Killdeer

By W. BRYANT TYRRELL
Nature Magazine, August-September 1944
Killdeer get into the news frequently, both because they are interesting birds and because of the precarious sites they sometimes select for their nests. These may be the gravel of a railroad roadbed, or other similar spots that seem to create great odds against the successful raising of a family.
Nature photographer W. Bryant Tyrrell worked with one mother killdeer that laid two sets of eggs. Her first nest was on the bare ground near some bushes at a government experimental station, the second was placed right in the middle of a lightly used gravel road that ran about a hundred yards from the first site.
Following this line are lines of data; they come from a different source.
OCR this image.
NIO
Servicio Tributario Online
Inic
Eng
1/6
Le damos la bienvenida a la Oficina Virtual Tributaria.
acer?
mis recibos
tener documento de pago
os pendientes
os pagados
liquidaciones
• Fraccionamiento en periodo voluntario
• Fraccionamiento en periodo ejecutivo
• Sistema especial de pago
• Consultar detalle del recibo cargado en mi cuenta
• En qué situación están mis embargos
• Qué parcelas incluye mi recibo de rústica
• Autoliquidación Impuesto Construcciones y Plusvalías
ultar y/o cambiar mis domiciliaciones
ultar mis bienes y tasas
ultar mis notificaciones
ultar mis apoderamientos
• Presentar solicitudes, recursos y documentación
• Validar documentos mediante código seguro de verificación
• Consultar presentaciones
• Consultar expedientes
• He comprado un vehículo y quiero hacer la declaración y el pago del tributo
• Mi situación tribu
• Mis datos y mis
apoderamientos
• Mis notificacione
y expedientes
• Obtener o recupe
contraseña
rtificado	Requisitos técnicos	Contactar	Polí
The second nest contained two eggs, to which the bird was very attentive. She would allow the photographer to come within a few feet before leaving the nest. On one occasion she remained, seeming fascinated by the camera lens and unmindful of the fly that walked up her back to the top of her head and was recorded in the photograph. When the mother bird did leave the nest it was always with the old device of a broken wing, which was supposed to lure the intruder away from the eggs. That failing, she would try to chase the photographer away with as menacing an attitude as possible.
Mr. Tyrrell placed the eggs in the palm of his hand to see whether the bird would sit on them. She would come to the hand and peck at it but not quite touch it. He is convinced, however, that if he had had the patience and the July sun had not been so hot, the killdeer would finally have accepted his hand as a nesting site and gone on with raising a family.